Tributes pour in for 'godfather' of Singapore water polo Tan Eng Bock
Tan Eng Bock, who died yesterday, was a distinguished player, national coach, sports administrator and police officer and left a huge legacy
Members of the local sporting fraternity hailed the humility of Singapore water polo's "father figure" Tan Eng Bock after he died early yesterday morning at Tan Tock Seng Hospital aged 84.
He suffered a stroke on Sunday afternoon, after returning home from a golf game. He was promptly hospitalised and later diagnosed to have suffered a brain haemorrhage.
Tan, an Olympian and Asian Games gold medallist, was part of the Republic's first family of water polo. His uncle, brothers and sons also represented Singapore in the sport.
Following a successful career in the pool, which saw Tan win gold at the 1954 Asian Games and multiple golds at the South-east Asian Peninsular Games, he transitioned to being a coach and sports administrator.
Tan, who was Coach of the Year in 1977, guided a new generation to an Asian Games bronze medal in 1986.
Kuah Kar Huat, who played alongside Tan's son Matthew when he joined the national team in 1986, described the deceased as a father figure to the whole team.
The 52-year-old told The New Paper: "He's really like a father to most of us. He gave us a lot of guidance along the way... how we should treat life, how we should treat people.
"The famous term he always told us was a Hokkien saying that one should be humble because you'll bump into others either at the front or back of the ship.
"Try to help each other, be nice to each other because somehow, we will meet again somewhere in life...
"He's a real legend that left behind a big legacy for everyone to follow... Since he stepped down, the sport has missed him."
Matthew, who won 10 straight gold medals at the SEA Games and later coached the national team, recounted how his father would be a chauffeur to him and his teammates, and arrange meals and tuition sessions for them.
The 58-year-old ex-national captain, whose brother Mark also won a SEA Games gold, said: "We used to have centralised training at Toa Payoh at 6am.
"So along the way, he used to pick up the other boys because... if you don't drive or have a motorbike, there's no bus so early in the morning and (at) that time there was no MRT...
"So he would arrange for them to be picked up or carpool...
"He would also ensure that after training the boys could find their way back or arrange for food... For the boys who were studying, he would arrange for tuition - our own boys helping each other...
"He looked after the other boys like his own sons."
Tan and his younger brother Eng Liang, 83, were also among the first sets of siblings to represent Singapore at the Olympics at Melbourne 1956.

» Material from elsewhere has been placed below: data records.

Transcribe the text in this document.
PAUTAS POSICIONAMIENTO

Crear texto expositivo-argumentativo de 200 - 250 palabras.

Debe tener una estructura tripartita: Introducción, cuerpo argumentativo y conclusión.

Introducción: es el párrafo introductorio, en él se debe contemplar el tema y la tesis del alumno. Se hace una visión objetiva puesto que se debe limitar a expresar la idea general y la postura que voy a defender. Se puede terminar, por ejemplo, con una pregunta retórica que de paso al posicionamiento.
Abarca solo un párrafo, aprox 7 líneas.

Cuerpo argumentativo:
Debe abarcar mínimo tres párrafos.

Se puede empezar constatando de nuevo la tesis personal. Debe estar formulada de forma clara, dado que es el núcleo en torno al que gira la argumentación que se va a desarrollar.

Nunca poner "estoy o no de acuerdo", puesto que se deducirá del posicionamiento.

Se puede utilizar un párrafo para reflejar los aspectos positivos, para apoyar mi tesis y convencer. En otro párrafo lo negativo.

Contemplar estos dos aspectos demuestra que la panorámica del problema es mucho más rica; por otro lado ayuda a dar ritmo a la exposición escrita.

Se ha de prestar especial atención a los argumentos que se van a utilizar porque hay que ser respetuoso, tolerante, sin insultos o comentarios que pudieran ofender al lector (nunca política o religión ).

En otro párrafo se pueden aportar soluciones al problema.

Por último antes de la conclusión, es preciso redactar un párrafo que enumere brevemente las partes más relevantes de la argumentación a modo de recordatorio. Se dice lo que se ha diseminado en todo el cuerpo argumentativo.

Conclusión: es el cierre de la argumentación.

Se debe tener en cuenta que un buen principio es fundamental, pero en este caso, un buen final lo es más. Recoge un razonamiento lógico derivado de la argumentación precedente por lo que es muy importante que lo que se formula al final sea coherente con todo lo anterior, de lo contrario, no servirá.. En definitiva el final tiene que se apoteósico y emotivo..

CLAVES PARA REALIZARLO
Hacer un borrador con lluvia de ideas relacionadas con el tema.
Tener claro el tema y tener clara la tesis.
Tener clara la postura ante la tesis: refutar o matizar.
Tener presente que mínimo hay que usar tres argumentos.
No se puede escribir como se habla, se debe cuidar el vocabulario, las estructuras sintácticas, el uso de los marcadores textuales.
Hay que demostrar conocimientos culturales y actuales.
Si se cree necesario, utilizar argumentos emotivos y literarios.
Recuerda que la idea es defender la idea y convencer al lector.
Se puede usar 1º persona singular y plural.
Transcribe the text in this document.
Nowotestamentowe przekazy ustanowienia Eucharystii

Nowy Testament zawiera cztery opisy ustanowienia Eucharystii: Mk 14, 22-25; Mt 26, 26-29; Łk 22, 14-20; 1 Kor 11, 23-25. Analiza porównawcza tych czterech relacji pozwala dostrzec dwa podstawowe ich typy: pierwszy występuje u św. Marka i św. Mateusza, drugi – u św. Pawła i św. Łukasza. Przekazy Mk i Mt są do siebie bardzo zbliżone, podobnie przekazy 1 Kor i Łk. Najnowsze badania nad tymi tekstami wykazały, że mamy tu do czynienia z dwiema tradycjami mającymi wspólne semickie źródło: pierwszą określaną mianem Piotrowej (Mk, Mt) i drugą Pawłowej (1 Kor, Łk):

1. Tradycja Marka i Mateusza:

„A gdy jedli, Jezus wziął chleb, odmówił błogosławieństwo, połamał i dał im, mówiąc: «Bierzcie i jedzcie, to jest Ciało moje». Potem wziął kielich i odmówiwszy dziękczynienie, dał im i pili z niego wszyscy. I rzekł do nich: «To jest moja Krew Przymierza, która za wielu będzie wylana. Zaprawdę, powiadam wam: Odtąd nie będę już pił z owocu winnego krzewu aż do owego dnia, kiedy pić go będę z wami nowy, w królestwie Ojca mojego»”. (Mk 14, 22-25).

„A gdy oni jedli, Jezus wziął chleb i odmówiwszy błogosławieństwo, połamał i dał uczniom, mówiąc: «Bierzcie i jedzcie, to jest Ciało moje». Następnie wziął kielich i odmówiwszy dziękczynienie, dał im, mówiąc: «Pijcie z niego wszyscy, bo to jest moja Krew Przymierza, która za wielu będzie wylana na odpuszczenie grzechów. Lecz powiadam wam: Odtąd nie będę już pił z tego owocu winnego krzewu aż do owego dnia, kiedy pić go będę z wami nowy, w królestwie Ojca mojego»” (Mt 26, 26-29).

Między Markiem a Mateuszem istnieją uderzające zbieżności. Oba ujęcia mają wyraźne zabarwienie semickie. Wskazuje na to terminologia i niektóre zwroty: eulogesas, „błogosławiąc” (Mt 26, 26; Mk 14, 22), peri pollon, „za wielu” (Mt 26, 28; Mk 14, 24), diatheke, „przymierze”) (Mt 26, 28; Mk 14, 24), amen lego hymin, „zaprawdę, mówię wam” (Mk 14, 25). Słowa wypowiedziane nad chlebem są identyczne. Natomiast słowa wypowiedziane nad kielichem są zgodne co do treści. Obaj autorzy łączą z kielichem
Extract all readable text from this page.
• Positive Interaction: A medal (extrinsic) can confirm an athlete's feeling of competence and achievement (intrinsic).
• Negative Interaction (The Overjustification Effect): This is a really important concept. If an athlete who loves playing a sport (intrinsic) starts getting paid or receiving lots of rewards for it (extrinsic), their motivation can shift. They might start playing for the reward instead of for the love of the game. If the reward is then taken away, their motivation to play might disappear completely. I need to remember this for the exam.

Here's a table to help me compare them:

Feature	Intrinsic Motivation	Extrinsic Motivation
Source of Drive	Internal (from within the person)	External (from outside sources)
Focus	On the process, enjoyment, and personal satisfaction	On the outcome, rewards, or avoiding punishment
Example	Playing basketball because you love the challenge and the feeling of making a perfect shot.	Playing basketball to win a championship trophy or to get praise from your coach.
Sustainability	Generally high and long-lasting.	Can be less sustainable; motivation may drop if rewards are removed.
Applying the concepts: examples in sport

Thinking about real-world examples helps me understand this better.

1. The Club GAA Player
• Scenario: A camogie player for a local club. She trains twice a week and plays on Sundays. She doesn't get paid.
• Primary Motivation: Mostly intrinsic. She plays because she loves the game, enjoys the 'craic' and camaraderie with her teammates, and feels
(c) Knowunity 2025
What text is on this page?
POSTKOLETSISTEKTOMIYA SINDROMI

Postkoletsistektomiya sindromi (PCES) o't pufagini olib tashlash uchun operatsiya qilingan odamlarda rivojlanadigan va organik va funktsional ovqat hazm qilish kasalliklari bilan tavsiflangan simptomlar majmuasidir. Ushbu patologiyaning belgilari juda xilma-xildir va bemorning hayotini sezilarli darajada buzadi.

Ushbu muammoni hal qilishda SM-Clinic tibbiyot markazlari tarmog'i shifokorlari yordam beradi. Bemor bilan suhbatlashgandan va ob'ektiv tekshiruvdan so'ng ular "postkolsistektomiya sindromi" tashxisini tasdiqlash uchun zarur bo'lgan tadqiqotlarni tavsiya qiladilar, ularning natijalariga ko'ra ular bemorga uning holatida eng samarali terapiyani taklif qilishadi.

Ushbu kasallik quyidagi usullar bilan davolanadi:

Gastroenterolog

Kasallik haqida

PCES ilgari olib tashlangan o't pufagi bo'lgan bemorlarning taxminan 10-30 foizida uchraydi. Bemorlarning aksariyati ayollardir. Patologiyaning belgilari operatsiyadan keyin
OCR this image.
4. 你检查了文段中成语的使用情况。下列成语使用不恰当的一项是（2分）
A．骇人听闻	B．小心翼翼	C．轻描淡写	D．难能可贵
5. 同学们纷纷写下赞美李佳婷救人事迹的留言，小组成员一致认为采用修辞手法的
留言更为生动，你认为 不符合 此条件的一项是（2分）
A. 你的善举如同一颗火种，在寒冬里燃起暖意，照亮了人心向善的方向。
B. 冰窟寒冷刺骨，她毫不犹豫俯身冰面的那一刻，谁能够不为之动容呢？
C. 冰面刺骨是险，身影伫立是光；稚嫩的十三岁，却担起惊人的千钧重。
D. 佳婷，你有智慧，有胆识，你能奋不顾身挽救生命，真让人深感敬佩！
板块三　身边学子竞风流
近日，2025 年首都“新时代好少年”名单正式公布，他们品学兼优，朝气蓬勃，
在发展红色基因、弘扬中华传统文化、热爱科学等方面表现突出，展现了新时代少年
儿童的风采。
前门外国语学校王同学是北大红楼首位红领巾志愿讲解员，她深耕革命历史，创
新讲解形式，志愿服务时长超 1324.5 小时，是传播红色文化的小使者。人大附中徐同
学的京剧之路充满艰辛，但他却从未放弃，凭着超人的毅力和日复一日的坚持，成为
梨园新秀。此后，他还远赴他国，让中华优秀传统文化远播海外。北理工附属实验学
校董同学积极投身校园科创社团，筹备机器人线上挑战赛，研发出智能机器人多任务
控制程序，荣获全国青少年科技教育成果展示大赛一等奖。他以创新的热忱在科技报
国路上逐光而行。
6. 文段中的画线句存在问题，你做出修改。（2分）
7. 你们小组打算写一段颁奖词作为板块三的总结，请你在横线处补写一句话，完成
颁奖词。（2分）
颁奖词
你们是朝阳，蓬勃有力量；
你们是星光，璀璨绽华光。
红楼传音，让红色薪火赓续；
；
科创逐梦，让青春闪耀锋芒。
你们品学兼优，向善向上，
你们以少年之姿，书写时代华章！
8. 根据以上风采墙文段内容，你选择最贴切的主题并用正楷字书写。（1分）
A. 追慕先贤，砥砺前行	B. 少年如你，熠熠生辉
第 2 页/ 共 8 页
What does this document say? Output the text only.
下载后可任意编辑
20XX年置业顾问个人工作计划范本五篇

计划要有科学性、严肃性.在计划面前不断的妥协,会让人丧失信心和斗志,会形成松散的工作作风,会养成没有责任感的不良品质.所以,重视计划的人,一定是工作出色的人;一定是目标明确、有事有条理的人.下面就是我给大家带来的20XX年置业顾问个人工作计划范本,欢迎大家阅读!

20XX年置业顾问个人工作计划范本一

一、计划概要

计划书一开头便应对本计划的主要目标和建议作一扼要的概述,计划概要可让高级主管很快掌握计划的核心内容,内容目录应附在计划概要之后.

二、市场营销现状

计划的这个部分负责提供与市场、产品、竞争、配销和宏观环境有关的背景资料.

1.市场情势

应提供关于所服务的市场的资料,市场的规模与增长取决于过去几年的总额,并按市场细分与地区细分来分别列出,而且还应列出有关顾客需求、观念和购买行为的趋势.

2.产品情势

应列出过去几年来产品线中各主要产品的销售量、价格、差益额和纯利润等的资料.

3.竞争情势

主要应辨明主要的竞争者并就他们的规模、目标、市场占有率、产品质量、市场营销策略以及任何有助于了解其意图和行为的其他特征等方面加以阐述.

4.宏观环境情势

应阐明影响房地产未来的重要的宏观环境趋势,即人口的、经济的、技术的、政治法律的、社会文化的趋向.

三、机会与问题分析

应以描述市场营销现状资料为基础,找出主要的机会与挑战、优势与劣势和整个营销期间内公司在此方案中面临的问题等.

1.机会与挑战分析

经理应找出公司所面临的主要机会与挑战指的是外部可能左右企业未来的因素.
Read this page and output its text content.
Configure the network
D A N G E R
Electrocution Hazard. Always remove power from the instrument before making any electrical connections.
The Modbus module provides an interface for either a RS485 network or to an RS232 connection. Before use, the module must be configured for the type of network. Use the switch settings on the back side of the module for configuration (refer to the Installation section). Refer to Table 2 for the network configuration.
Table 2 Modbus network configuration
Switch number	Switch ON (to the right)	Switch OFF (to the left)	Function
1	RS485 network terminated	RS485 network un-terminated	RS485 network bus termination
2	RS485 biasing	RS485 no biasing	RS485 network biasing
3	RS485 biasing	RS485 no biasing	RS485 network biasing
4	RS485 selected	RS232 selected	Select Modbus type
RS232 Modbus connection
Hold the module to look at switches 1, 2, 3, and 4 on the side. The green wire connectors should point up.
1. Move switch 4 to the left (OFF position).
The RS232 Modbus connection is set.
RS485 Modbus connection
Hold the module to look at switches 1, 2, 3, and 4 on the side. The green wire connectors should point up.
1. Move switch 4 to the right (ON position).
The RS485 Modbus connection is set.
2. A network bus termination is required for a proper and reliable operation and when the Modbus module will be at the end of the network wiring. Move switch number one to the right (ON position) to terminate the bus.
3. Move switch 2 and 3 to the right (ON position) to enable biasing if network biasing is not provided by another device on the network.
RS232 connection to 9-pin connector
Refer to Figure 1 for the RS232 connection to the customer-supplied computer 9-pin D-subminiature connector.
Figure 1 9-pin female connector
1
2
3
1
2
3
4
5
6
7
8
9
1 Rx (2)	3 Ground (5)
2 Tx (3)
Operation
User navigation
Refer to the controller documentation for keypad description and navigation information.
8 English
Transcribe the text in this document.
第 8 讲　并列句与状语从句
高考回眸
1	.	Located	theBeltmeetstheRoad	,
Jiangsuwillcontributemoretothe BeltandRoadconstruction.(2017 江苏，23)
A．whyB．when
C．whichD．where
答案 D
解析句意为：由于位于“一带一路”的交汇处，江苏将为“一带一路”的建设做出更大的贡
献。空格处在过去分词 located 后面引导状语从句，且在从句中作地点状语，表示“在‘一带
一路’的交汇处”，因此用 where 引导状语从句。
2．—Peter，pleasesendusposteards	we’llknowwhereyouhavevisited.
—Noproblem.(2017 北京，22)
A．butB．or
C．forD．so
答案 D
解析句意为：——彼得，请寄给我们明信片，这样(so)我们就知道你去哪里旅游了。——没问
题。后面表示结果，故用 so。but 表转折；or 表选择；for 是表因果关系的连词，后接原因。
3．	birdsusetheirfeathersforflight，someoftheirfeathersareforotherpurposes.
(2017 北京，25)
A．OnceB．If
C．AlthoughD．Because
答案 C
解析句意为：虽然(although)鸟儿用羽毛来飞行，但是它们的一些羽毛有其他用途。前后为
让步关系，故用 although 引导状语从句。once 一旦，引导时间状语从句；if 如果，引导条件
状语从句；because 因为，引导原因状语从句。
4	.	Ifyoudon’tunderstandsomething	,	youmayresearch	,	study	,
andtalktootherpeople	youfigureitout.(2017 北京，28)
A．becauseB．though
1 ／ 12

Their eldest brother Eng Chai, who died in October at 86, also played for Singapore.
Tan captained the team to the SEAP Games gold in 1965, when water polo made its debut. It started a great unbeaten run that ended only last year.
After his coaching stint, Tan went on to become Singapore's deputy chef de mission for the 1988, 1996 and 2000 Olympics.
Sport Singapore chief executive Lim Teck Yin, himself a former SEA Games water polo champion, said: "His first words to me were to encourage my love for the game. In the years that ensued, he always opened our conversation with, 'How are you, young man?'.
"It told me that he cared about all the players. His emphasis on being proud to play for the love of the game and for country resonated strongly with me."
Veteran sports official Eric Song said being the deputy chef de mission alongside Tan at the 2000 Sydney Olympics was his career highlight.
Said the 60-year-old: "He's a very straightforward guy, direct but you know he is very genuine. Although he can be a little loud, he's very humble...
"He's very helpful, very caring. He always calls just to check how you are - one of my few friends who actually does that... I will miss a great friend."
Outside the sporting arena, Tan had a distinguished career in the police force, having served as the director of the Criminal Investigation Department before retiring in 1991 as an Assistant Commissioner of Police.
He received a Public Administration Medal (Silver) in 1981, a State Long Service Medal the following year and a Public Service Star in 1986.
Tan is survived by his wife Jenny, three sons Matthew, Mark and Mitchell, and three grandchildren.